Etihad Airways’ fully-enclosed first-class suites for the Boeing 787 move luxury up a notch with a fully pneumatic and customisable leather seat that converts into a flat bed, a minibar, personal closet and large table for two-person dining. London design firm Seymourpowell’s “First Spaces” design for A380 aircraft also goes for enclosed, private suites of either four single rooms or two double rooms, each with a seat that converts into a bed, alongside a table, enhanced multimedia features and plenty of storage space.

Talking of plenty of storage, British designer Steve Kearsey has come up with a overhead locker design that is more steeply raked than current configurations, which nearly doubles the amount of cases and bags that can be stowed away. Lets hope airlines take up his suggestion. Zodiac Aerospace’s Cirrus seat for business class releases odours, such as lemon and lime, espresso coffee and sleep-inducing lavender. At the other end of the scale, a five-class cabin, with first, business, premium economy, economy and lastly budget economy will soon appear on some flights.

One hopes that the new budget economy option will include a seatbelt and is not located in the cargo hold. Rebel Aero’s folding Booster economy seat design allows passengers to adjust their seating during a flight, for example to prevent neck stiffness or stand to allow other passengers to board or exit their seats. The seat can also be used as a child booster seat, eliminating the added weight of a separate child seat.

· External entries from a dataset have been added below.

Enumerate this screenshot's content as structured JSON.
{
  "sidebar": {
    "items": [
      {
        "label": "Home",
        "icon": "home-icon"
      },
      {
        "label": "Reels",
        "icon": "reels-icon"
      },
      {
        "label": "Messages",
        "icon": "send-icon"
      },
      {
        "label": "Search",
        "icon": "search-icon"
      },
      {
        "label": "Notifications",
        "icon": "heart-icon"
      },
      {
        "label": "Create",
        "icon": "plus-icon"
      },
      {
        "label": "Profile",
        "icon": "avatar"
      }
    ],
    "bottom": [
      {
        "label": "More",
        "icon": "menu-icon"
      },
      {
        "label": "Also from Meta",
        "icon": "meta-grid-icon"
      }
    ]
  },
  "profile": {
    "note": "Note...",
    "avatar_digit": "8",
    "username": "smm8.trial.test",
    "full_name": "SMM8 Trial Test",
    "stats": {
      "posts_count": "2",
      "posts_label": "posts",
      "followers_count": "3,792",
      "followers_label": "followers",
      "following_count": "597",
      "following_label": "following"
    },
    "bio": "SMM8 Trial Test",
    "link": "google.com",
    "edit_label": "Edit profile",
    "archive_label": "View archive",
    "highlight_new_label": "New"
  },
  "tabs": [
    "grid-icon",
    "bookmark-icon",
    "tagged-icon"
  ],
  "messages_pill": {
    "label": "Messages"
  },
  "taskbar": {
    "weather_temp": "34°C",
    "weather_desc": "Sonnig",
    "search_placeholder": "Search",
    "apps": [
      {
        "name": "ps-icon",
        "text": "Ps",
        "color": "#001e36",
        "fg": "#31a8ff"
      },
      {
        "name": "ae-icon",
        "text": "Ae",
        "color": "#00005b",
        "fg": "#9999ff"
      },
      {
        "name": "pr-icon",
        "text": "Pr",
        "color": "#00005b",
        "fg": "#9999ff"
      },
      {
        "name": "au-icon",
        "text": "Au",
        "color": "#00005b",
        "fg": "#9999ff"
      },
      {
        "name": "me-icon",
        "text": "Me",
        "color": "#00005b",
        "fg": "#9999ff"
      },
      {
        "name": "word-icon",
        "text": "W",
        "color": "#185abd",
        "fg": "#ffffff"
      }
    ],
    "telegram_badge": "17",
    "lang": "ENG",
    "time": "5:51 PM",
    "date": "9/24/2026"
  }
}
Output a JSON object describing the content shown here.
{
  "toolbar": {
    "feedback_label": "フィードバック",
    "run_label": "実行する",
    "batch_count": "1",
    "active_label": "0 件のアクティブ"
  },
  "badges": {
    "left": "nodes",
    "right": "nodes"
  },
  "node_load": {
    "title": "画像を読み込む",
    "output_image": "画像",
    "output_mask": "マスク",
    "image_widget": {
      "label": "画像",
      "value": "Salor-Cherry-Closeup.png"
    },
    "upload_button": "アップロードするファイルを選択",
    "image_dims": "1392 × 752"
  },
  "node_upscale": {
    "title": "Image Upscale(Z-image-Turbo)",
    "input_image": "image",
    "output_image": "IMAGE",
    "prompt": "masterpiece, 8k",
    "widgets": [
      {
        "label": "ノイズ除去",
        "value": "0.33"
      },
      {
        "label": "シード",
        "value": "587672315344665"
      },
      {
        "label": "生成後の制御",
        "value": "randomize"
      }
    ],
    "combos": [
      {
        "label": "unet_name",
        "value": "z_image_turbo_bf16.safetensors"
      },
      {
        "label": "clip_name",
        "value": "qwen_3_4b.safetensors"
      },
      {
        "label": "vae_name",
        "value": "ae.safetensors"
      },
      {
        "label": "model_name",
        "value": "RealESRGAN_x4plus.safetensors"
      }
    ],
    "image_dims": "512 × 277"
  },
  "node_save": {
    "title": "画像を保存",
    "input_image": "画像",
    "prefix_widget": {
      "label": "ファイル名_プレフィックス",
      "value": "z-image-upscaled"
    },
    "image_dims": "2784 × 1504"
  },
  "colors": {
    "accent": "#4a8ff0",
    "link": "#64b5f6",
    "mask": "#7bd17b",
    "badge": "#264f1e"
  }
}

Delft University of Technology inexpensive low-tech hammock, which is slung between the headrest wings, cradles the head while sleeping, therefore preventing economy class passengers from emerging at their destination without a stiff neck.

In-flight entertainment providers like satellite communications provider Eclipse are developing systems allowing passengers to stream entertainment on their own devices and enjoy high-speed broadband, while French airline XL Airways is this month unveiling an onboard 3D films service brought by a company called Skylights, delivered via goggles that passengers will pay extra for. “Hardly any industry is as open for creativity as the aviation industry,” has said Emirates Airline president, Sir Tim Clark. Going by this stack of innovations, that’s certainly true.